Once a class of mouse events have been made visible in a window, calling the wgetch function on that window may return KEY_MOUSE as an indicator that a mouse event has been queued. To read the event data and pop the event off the queue, call getmouse. This function will return OK if a mouse event is actually visible in the given window, ERR otherwise. When getmouse returns OK, the data deposited as y and x in the event structure coordinates will be screen-relative character-cell coordinates. The returned state mask will have exactly one bit set to indicate the event type.
The ungetmouse function behaves analogously to ungetch. It pushes a KEY_MOUSE event onto the input queue, and associates with that event the given state data and screen-relative character-cell coordinates.
The wenclose function tests whether a given pair of screen-relative character-cell coordinates is enclosed by a given window, returning TRUE if it is and FALSE otherwise. It is useful for determining what subset of the screen windows enclose the location of a mouse event.
The wmouse_trafo function transforms a given pair of coordinates from stdscr-relative coordinates to screen-relative coordinates or vice versa.

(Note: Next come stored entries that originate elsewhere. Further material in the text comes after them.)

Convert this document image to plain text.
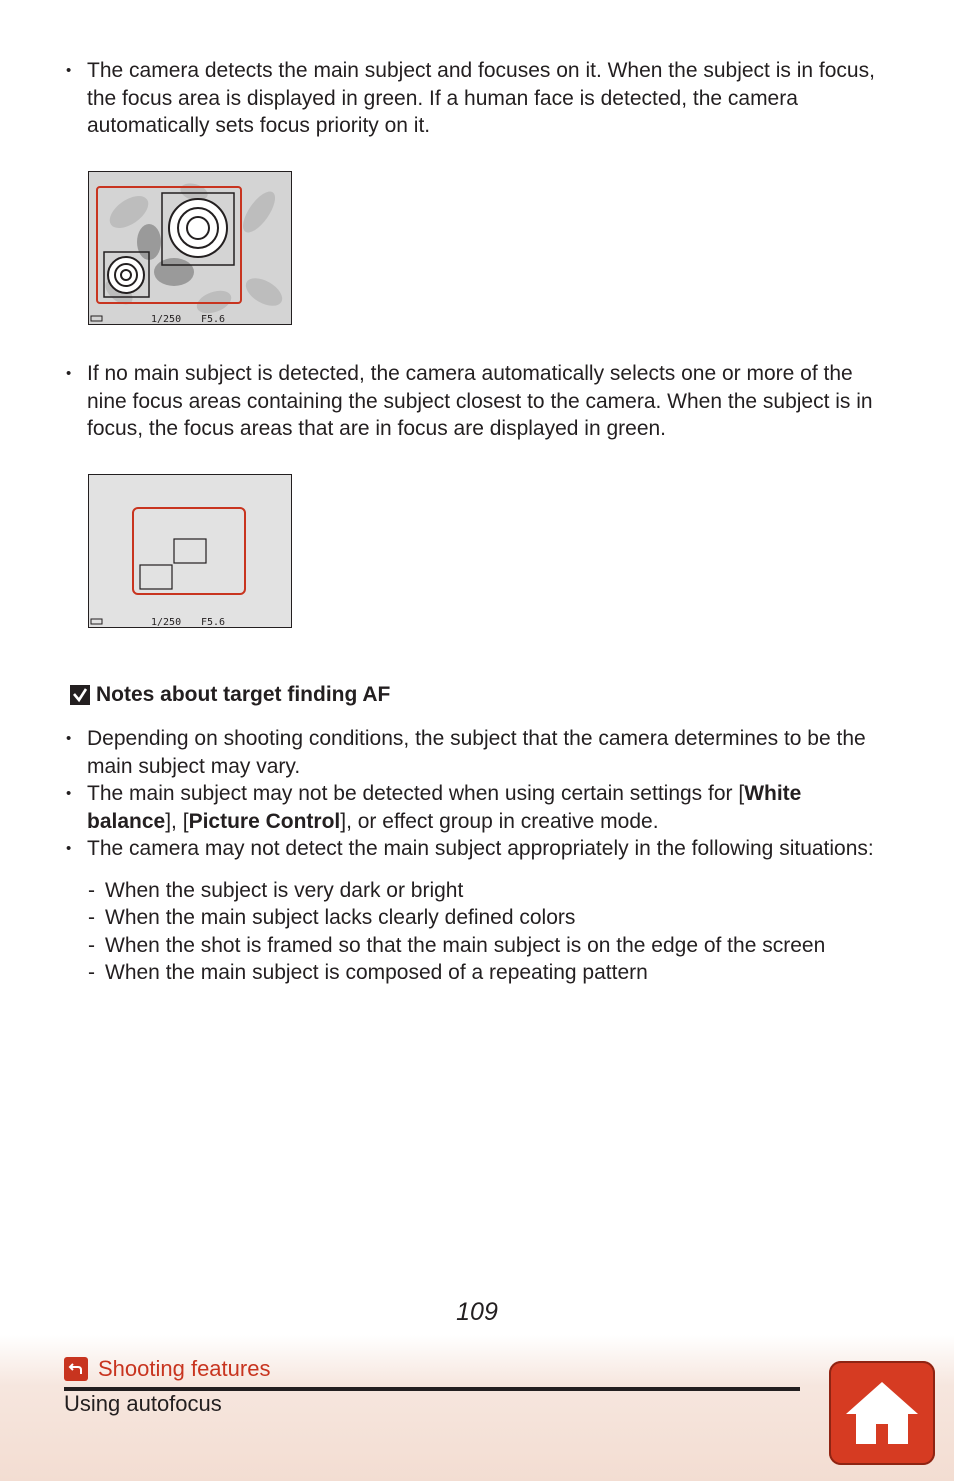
• The camera detects the main subject and focuses on it. When the subject is in focus, the focus area is displayed in green. If a human face is detected, the camera automatically sets focus priority on it.

1/250 F5.6

• If no main subject is detected, the camera automatically selects one or more of the nine focus areas containing the subject closest to the camera. When the subject is in focus, the focus areas that are in focus are displayed in green.

1/250 F5.6
Notes about target finding AF

• Depending on shooting conditions, the subject that the camera determines to be the main subject may vary.

• The main subject may not be detected when using certain settings for [White balance], [Picture Control], or effect group in creative mode.

• The camera may not detect the main subject appropriately in the following situations:

- When the subject is very dark or bright

- When the main subject lacks clearly defined colors

- When the shot is framed so that the main subject is on the edge of the screen

- When the main subject is composed of a repeating pattern

109
Shooting features
Using autofocus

Please remember, that stdscr-relative coordinates are not always identical to screen-relative coordinates due to the mechanism to reserve lines on top or bottom of the screen for other purposes (ripoff() call, see also slk_... functions). If the parameter to_screen is TRUE, the pointers pY, pX must reference the coordinates of a location inside the window win. They are converted to screen-relative coordinates and returned through the pointers. If the conversion was successful, the function returns TRUE. If one of the parameters was NULL or the location is not inside the window, FALSE is returned. If to_screen is FALSE, the pointers pY, pX must reference screen-relative coordinates. They are converted to stdscr-relative coordinates if the window win encloses this point. In this case the function returns TRUE. If one of the parameters is NULL or the point is not inside the window, FALSE is returned. Please notice, that the referenced coordinates are only replaced by the converted coordinates if the transformation was successful.
The mouseinterval function sets the maximum time (in thousands of a second) that can elapse between press and release events for them to be recognized as a click. Use mouseinterval(-1) to disable click resolution. This function returns the previous interval value. The default is one sixth of a second.
Note that mouse events will be ignored when input is in cooked mode, and will cause an error beep when cooked mode is being simulated in a window by a function such as getstr that expects a linefeed for input-loop termination.